A person who attempts to learn through his or her sensations is likely to specialize in one particular sense. This gives rise to the term "style of learning" which we characterize as dominant in visual, auditory, or kinesthetic interactions.
There seems to be an element of innate talent for sensory abilities. We can all recall acquaintances who demonstrate exceptional ability to capture information via sight, sound or touch.
These sensory learning styles are obviously applicable to the arts but by no means are they restricted to them. Indeed, one purpose of theory in science is to generate information that can be interpreted as extensions of our senses, thus allowing us to continue with sensory learning without direct contact. The telescope, the microscope, ultraviolet and infrared radiation detectors illustrate this principle.
In addition, the "abstract disciplines" like mathematics, philosophy, and logic focus on reasoning mode almost exclusively. Reasoning mode is heavily dependent on language skills as well, both natural human languages and the artificial languages of mathematics and symbolic logic.
There is a definite bias on the part of many academics in favor of reasoning mode as compared with feeling mode. This bias is partially counterbalanced by esthetic concerns common to the fine arts and literature.

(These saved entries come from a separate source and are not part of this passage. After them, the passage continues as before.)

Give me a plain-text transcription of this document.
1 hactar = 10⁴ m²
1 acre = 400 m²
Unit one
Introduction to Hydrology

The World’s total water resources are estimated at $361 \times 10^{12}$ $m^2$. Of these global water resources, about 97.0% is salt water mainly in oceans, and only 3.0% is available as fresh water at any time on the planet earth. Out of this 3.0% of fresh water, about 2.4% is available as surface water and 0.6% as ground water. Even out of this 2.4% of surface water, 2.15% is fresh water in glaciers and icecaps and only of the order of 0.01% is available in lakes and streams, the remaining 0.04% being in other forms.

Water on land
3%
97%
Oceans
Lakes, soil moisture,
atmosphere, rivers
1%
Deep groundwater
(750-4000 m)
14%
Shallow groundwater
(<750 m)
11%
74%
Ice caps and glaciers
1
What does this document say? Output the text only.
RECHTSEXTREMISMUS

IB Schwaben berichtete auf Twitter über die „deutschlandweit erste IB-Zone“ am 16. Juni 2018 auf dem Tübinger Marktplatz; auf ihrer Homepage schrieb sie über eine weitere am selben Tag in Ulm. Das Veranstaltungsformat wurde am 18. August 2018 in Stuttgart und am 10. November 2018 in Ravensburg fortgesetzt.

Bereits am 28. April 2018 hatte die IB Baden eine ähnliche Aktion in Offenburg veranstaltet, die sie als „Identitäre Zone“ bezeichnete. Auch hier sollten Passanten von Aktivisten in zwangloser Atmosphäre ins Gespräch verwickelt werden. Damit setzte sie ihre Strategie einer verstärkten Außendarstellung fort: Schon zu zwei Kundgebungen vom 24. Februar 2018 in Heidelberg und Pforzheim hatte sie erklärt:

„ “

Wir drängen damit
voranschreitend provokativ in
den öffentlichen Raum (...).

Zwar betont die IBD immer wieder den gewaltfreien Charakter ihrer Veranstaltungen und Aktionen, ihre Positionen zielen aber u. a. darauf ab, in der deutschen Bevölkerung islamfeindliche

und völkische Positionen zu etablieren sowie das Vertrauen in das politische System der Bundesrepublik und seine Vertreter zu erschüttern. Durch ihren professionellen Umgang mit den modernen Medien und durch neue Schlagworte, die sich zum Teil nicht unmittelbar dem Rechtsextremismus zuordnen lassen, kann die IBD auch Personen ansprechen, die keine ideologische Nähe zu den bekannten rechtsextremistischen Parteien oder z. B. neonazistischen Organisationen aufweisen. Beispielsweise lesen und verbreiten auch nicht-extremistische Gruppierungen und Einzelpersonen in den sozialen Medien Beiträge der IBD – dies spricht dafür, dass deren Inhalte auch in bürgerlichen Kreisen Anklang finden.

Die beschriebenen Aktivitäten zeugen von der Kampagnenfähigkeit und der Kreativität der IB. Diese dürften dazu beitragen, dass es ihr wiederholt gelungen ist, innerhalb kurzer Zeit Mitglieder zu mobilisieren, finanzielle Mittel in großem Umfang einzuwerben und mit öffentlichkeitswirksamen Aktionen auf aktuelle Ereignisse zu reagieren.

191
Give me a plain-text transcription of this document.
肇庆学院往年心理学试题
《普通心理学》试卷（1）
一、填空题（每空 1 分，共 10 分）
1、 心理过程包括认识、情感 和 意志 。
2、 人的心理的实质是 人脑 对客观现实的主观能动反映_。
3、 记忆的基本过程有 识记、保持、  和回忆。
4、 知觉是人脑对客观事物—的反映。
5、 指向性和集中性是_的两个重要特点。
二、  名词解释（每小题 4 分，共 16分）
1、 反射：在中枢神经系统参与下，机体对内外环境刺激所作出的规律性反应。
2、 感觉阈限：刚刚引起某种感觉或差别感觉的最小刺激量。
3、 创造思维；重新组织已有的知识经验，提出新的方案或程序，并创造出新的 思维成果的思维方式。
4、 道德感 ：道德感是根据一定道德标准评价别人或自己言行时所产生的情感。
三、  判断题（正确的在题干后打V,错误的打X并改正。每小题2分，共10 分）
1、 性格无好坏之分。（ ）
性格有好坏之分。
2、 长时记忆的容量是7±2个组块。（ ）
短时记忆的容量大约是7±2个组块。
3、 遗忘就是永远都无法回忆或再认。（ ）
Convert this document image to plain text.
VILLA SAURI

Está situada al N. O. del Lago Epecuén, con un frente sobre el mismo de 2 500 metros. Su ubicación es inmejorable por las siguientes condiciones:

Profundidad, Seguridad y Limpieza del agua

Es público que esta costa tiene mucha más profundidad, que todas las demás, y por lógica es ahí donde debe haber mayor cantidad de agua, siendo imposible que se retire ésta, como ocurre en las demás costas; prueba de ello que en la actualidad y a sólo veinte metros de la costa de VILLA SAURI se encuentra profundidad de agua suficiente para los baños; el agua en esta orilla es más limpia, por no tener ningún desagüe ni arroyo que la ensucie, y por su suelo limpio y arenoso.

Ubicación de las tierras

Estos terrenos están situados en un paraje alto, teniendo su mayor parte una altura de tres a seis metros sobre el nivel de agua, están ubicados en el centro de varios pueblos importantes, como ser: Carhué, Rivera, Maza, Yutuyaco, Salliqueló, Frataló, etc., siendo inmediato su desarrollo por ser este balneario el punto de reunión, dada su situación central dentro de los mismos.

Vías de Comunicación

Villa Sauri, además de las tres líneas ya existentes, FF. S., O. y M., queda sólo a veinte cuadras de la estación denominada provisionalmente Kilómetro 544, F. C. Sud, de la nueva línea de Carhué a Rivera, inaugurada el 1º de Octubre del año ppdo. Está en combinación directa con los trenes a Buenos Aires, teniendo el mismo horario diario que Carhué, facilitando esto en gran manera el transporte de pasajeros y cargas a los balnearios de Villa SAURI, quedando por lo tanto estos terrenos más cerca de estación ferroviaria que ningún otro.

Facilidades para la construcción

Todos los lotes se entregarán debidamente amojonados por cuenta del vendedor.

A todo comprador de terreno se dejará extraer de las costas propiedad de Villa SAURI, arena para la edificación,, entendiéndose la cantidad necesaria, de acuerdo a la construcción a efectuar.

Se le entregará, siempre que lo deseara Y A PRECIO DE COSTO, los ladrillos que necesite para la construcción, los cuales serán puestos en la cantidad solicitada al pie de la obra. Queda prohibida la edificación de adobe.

There is general agreement among many academics that at least the maximum potential reasoning ability is innate and that there are thus natural limits to what we can expect of some students. Perhaps in this age of egalitarianism, this assertion would not be easily accepted as polite, but there is empirical evidence that some people find convincing.
The credibility of some authority figure is such that his/her statements are unchallenged by all except a rebellious minority of students. When adolescents begin to question authority, the effectiveness of the faith mode of learning declines and few students have the resources to develop an alternative. What many university professors and secondary teachers forget is that they are not automatically credible. To be effective, they must convince skeptical students to trust them. Skipping this step may prejudice the success of their course.
Often a student makes a devil's bargain to pretend to accept the instructor's authority for the purposes of completing course requirements. The natural outcome of this practice of deceit is cynicism. The concentration on this form of learning is so complete that many students fail to recognize that there is any other kind. Since most of their experience with learning has been involved with this approach, it is reasonable to assume that our students rarely develop skill in reasoning or observation without explicit instruction.
My vision of a capable learner is one who is conscious of using his or her mind as a reliable tool for learning. Thus such a student will identify one or more learning objectives, build a plan to achieve these objectives with those skills in which s/he has confidence, and execute the plan.
The willingness and ability to evaluate one's own work is an essential component of successful learning. The ideal student will take time to review the solution to a problem to be sure it is both correct and understandable and to determine if there are any lessons of long term value on which s/he should focus.
Whatever strategy we adopt, it should take advantage of the resources available in the cooperative learning environment. A single professor will not have the ability to interact with each of thirty individuals to achieve this profound change. I suggest that we arrange matters so that students are thrown together and must divulge their study patterns.
Thus, our first requirement is an instrument that will allow students to make a quantitative assessment of their own styles. Rather than digress to consider now how to achieve this, let us simply put it on a queue of tasks we need to accomplish.
Since the self-revelation implicit by sharing a self-assessment with one's peers is likely to be unfamiliar if not threatening, we need to provide a structured context in which it appears natural. This gives rise to a second task which we will add to the agenda.
A public commitment to personal change is useful to help one maintain the discipline required. We need to have some rite of passage in which a student makes such a commitment, not because the instructor demands it, but because the student "feels" it appropriate.
In order for the change to be effective, the student must perceive that something has improved. Some benefit that the student appreciates must accrue when the evidence of change is patent. For evidence, we will suggest a repeat of the self-assessment, reevaluating strategies.